Sunday, 30 October 2011

God mam, I'm bored

For those of you in the know, my nine year old son has recently moved down south with his dad and he was back this week for half term. I COULD NOT WAIT. I thought that we would have a lovely chilled out week, the nine year old could meet his baby half brother for the first time and we could spend the week catching up. After all, I hadn't seen him in six weeks so we would have loads to talk about. Now I am fully aware that I have a naive streak so wide it verges on stupidity but I genuinely thought that this would be enough of a plan.

When he arrived on the Friday it was late and he was knackered so we had a quick ten minute catch up then everyone headed off for bed. Saturday was great, my son's friend from two doors up called for him and they spent most of the day either on their bikes or playing with action figures and it was lovely seeing my son with a bit more confidence and talking to his friend about his new school and all the things he'd been up to. My son met his baby brother and wasn't totally disinterested so I classed that as a success. Sunday was my birthday and there was a carvery lunch with some extended family followed by a nap for me. The nap was the best part of my birthday, that's how much I miss getting a full night's kip. My boy and my other half are never short of things to talk about, mainly to do with computer games or what super power they would rather have, so I was not missed in the slightest while I caught up on some much needed rest.

The other half was back to work on Monday, good I thought, quality time for just me and my boy (plus baby but he sleeps a lot). But every conversation I started was met with a one word answer while the boy lounged on the sofa looking for episodes of The Middle to watch. He would ask what we were doing today, what we were doing for the rest of the week and the best I could come up with was seeing his mate, going to a play centre and catching up with relatives who had also desperately missed him. None of which, frankly seemed to fill him with joy. Still, we had a nice enough day and Tuesday was much the same. Wednesday was play centre day, a whole day out with not only the joys of Funtastic, but lunch, a new computer game and a new top. But when I said I wanted to go in a shop, I got what can only be described as a bad look off the boy which said 'oh my god mam, why do we have to go here? This is soooooo boring.' at which point I got a little bit cross and pointed out that we had done everything he wanted to do, so surely he could manage five minutes in a shop for me.

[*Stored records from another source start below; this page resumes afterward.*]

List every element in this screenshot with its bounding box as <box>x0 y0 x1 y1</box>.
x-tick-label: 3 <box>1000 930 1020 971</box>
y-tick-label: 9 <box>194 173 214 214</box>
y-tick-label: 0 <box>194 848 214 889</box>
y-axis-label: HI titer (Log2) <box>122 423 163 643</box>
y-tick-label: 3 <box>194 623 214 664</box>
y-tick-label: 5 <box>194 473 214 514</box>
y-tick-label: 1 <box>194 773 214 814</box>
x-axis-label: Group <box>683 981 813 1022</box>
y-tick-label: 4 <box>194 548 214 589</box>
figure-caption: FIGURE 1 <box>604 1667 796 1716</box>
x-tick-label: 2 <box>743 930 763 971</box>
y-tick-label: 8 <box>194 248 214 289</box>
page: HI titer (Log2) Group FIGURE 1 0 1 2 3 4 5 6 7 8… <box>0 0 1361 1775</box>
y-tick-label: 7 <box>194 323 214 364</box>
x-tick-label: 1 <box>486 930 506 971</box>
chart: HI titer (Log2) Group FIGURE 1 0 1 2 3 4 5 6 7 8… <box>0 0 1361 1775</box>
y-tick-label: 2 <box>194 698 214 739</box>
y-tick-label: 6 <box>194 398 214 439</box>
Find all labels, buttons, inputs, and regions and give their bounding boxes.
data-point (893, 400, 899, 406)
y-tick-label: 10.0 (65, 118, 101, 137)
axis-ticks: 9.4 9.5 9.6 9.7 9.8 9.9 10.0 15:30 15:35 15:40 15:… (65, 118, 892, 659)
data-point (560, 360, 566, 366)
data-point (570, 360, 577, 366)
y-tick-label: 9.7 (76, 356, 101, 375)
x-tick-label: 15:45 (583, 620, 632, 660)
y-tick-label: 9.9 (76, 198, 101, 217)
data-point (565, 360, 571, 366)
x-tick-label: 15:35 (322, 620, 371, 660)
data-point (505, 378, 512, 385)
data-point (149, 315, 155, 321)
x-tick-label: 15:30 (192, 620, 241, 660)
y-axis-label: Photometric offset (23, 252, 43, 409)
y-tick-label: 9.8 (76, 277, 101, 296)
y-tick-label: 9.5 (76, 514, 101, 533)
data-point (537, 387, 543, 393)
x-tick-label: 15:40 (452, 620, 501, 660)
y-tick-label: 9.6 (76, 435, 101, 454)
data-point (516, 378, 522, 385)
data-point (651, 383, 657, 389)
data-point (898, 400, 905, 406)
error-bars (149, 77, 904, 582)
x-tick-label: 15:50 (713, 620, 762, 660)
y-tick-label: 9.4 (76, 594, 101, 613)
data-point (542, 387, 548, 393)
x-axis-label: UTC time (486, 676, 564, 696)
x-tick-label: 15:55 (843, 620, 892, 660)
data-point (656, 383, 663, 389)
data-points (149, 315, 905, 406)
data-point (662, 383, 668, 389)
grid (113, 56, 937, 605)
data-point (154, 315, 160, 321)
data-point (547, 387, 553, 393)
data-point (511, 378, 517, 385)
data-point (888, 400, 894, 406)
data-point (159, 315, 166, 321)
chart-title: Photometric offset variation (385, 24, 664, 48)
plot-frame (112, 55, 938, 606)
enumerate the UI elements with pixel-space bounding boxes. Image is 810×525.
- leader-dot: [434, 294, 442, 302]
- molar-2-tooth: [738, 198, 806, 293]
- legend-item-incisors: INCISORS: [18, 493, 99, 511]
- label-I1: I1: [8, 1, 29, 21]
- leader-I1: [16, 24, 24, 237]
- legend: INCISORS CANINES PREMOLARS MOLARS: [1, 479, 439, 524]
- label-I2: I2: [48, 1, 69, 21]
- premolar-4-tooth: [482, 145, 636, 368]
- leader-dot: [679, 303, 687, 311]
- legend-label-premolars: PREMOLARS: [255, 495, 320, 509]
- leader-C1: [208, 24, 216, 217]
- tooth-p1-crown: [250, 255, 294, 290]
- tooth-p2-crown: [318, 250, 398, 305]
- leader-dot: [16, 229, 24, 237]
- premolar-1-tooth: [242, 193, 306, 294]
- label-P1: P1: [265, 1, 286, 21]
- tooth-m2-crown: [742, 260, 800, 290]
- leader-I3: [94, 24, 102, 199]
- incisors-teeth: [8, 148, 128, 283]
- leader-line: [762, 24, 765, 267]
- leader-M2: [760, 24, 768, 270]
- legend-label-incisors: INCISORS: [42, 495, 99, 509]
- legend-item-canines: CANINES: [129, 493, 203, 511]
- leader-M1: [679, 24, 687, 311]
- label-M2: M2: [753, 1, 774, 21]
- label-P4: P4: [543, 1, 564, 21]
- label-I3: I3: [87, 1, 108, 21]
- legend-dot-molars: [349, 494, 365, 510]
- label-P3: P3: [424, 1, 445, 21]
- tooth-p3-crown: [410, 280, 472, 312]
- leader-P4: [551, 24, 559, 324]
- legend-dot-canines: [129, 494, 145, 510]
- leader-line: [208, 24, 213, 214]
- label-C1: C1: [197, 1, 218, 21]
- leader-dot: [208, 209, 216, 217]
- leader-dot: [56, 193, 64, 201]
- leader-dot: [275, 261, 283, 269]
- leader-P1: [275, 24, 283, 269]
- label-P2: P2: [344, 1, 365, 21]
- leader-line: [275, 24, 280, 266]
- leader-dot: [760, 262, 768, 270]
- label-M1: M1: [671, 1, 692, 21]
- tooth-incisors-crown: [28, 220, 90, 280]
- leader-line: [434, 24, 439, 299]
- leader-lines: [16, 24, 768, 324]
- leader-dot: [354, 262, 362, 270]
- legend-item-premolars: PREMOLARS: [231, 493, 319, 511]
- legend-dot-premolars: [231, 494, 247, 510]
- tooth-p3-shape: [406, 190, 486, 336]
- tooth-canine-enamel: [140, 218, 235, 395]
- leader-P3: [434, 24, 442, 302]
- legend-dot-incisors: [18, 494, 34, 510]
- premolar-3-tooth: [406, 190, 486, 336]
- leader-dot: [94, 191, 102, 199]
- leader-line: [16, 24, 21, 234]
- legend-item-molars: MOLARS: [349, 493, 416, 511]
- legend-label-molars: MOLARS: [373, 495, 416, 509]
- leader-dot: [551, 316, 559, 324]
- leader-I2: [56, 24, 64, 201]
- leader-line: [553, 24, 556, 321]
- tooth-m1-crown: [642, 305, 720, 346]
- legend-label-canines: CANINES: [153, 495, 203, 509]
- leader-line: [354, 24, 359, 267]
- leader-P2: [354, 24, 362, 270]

My mother in law calls round most mornings to see her grandson and it also gives me a chance to get things done while she looks after the baby. One of the mornings she called round, my boy had given her one word answers to all her questions and on top of that had turned the telly up as much to say, 'be quiet woman I'm trying to watch this ten year old episode of The Simpsons.' Words were said about his rudeness and in my head I wanted to rant at him and say sorry that he seemed to be having such a crap week, but where had my lovely boy gone? Who was this boy I'd been sent that was full of attitude and no manners? Why was it I could hear him Face Time his dad every night but in the six weeks he'd been away he had only ever called me once? What was it about me he found so dull? It made me angry and sad in equal measure.

I of course didn't say anything to my boy, for that is the stuff Jeremy Kyle shows are made of. On the Friday we met up with another of my friends and her daughter. Her daughter and my son are the same age and although don't see each other very often at all these days, when they do they get on well. So they were having a whale of a time while I spilled my guts to my friend. She put things in perspective for me and made me realise part of the problem was my sleep depravation, which made every tiny incident seem much bigger as well as the fact that my boy was behaving like millions of other children in the half term holidays, ie like a brat.

This did get me thinking though, will the boy always be totally bored when he comes to visit? From what I have managed to gather he hangs about with a large group of older children when he's down south and even I can see how this would be more fun than just having the one friend he does up here. Will we grow further apart with me endlessly trying to include my boy in a family he's just not that bothered about?

The boy set off with my mam on the long journey back this morning. So far I haven't cried, but I know I will. My boy was upset when he hugged me goodbye but I have a horrible feeling that it was because he was going to miss me (a bit) and not his Up North life.